Judging from the quantity of forums on this topic and the number of postings, these girls spend every spare minute logged on, proudly hammering out their 200 calorie a day food diary for the world to see. I realise that it is a common trait of some anorexia sufferers to want to gloat over their weight loss and brag about the food they have managed not to eat that day – or in the case of a bulimic – how successfully they purged after dinner, but it is truly disturbing to read their comments, proudly stating how many times they passed out earlier or how after popping half a packet of ‘flushers’ (laxatives), they had been puking up ‘green stuff’ most of the day because they had had nothing to eat.

Most web communities of this type are accessed through online journals where account holders can register ‘interests’ in certain topics and then become members of communities dealing with these matters.
The live journal or blog – a web-based, free to view diary – is a modern day phenomenon but is a well established, fascinating online under world – once again primarily fed by fifteen year old girls flaunting their troubles and hoping to appear profound in their quoting of song lyrics to convey their ‘inner suffering’.

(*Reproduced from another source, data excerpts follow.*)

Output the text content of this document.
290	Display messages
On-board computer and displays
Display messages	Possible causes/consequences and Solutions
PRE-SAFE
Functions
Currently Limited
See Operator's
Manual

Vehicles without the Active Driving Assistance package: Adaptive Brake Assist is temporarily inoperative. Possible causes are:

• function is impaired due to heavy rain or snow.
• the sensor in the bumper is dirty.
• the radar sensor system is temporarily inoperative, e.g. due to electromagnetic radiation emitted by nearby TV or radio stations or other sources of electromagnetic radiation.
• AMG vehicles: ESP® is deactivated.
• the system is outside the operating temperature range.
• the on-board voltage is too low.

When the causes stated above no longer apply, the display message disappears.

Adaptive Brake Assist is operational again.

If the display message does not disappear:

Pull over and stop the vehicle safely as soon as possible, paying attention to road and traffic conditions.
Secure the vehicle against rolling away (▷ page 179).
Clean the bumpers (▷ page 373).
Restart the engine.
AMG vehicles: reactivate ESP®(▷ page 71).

I am a true believer of getting things off your chest and these journals are a good a vehicle as any for an emotional outlet but as this trend grows and a larger number of people are affected by it, should a certain level of censorship be required on these forums or should we let them be and take a no interference approach, for after all, it is their lives and who a re we to control what they say about it? For many we are already an overly protective ‘nanny state’.

It is not the diaries we should be checking – that would be a total breach of privacy – but on a public web community, an overseeing eye, a professional counsellor perhaps would be a starting point and the question is: Where do you draw the line between a helpful, informative forum and a harmful and quite frankly dangerous one?

Perhaps we need to think twice about letting our teens set up and enrol in web communities which could result in their parents signing their death certificates.